面接での会話を通じて「この人とチームで仕事がしたいか」「報連相がちゃんとできそうか」「素直に成長できそうか」という視点で見ています。過度に緊張する必要はなく、素直で誠実な姿勢が最も大切です。
まとめ——SIerとSESの違いより「会社の中身」を見よ

この記事を最後まで読んでくれた就活生に、最も伝えたいことをまとめます。
SIerとSESの違いを理解することは、スタートラインに立つために必要です。でも最終的に重要なのは「SIerかSESか」ではなく、「その会社が自分を育ててくれる環境かどうか」です。
就活でIT企業を選ぶときに確認すべき本質的な問いは、以下の3つです。
- 入社後、自分はどんな仕事ができるのか?(研修・案件内容を具体的に確認)
- 3〜5年後、どんなエンジニアになれるのか?(先輩社員のキャリアパスを聞く)
- この会社の文化・雰囲気は自分に合っているか?(説明会・OB訪問で空気感をつかむ)

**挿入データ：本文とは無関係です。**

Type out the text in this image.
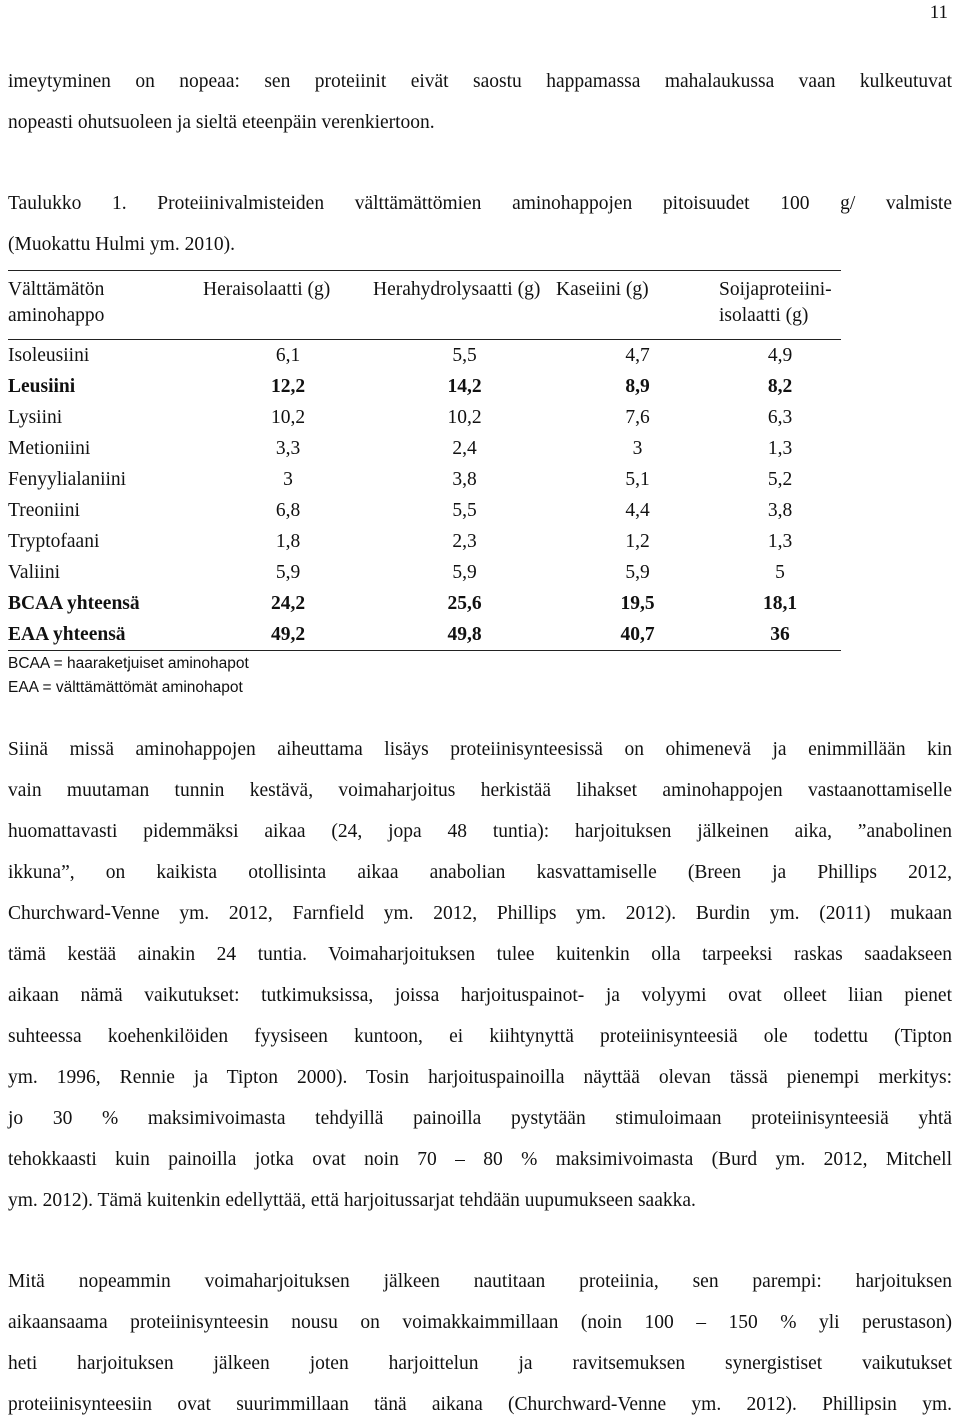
11
imeytyminen on nopeaa: sen proteiinit eivät saostu happamassa mahalaukussa vaan kulkeutuvat
nopeasti ohutsuoleen ja sieltä eteenpäin verenkiertoon.
Taulukko 1. Proteiinivalmisteiden välttämättömien aminohappojen pitoisuudet 100 g/ valmiste
(Muokattu Hulmi ym. 2010).
Välttämätön aminohappo	Heraisolaatti (g)	Herahydrolysaatti (g)	Kaseiini (g)	Soijaproteiini-isolaatti (g)
Isoleusiini	6,1	5,5	4,7	4,9
Leusiini	12,2	14,2	8,9	8,2
Lysiini	10,2	10,2	7,6	6,3
Metioniini	3,3	2,4	3	1,3
Fenyylialaniini	3	3,8	5,1	5,2
Treoniini	6,8	5,5	4,4	3,8
Tryptofaani	1,8	2,3	1,2	1,3
Valiini	5,9	5,9	5,9	5
BCAA yhteensä	24,2	25,6	19,5	18,1
EAA yhteensä	49,2	49,8	40,7	36
BCAA = haaraketjuiset aminohapot
EAA = välttämättömät aminohapot
Siinä missä aminohappojen aiheuttama lisäys proteiinisynteesissä on ohimenevä ja enimmillään kin
vain muutaman tunnin kestävä, voimaharjoitus herkistää lihakset aminohappojen vastaanottamiselle
huomattavasti pidemmäksi aikaa (24, jopa 48 tuntia): harjoituksen jälkeinen aika, ”anabolinen
ikkuna”, on kaikista otollisinta aikaa anabolian kasvattamiselle (Breen ja Phillips 2012,
Churchward-Venne ym. 2012, Farnfield ym. 2012, Phillips ym. 2012). Burdin ym. (2011) mukaan
tämä kestää ainakin 24 tuntia. Voimaharjoituksen tulee kuitenkin olla tarpeeksi raskas saadakseen
aikaan nämä vaikutukset: tutkimuksissa, joissa harjoituspainot- ja volyymi ovat olleet liian pienet
suhteessa koehenkilöiden fyysiseen kuntoon, ei kiihtynyttä proteiinisynteesiä ole todettu (Tipton
ym. 1996, Rennie ja Tipton 2000). Tosin harjoituspainoilla näyttää olevan tässä pienempi merkitys:
jo 30 % maksimivoimasta tehdyillä painoilla pystytään stimuloimaan proteiinisynteesiä yhtä
tehokkaasti kuin painoilla jotka ovat noin 70 – 80 % maksimivoimasta (Burd ym. 2012, Mitchell
ym. 2012). Tämä kuitenkin edellyttää, että harjoitussarjat tehdään uupumukseen saakka.
Mitä nopeammin voimaharjoituksen jälkeen nautitaan proteiinia, sen parempi: harjoituksen
aikaansaama proteiinisynteesin nousu on voimakkaimmillaan (noin 100 – 150 % yli perustason)
heti harjoituksen jälkeen joten harjoittelun ja ravitsemuksen synergistiset vaikutukset
proteiinisynteesiin ovat suurimmillaan tänä aikana (Churchward-Venne ym. 2012). Phillipsin ym.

IT業界は、これからも社会に不可欠な産業であり続けます。AIの普及・DXの加速・クラウド化の進展により、ITエンジニアの需要は今後さらに高まっていくことは確実です。
不安を感じるのは当然です。でも情報を正しく理解して行動すれば、文系・未経験でもIT業界で活躍するチャンスは十分にあります。

この記事が、あなたの就活の「一歩」を踏み出すきっかけになれば嬉しいです!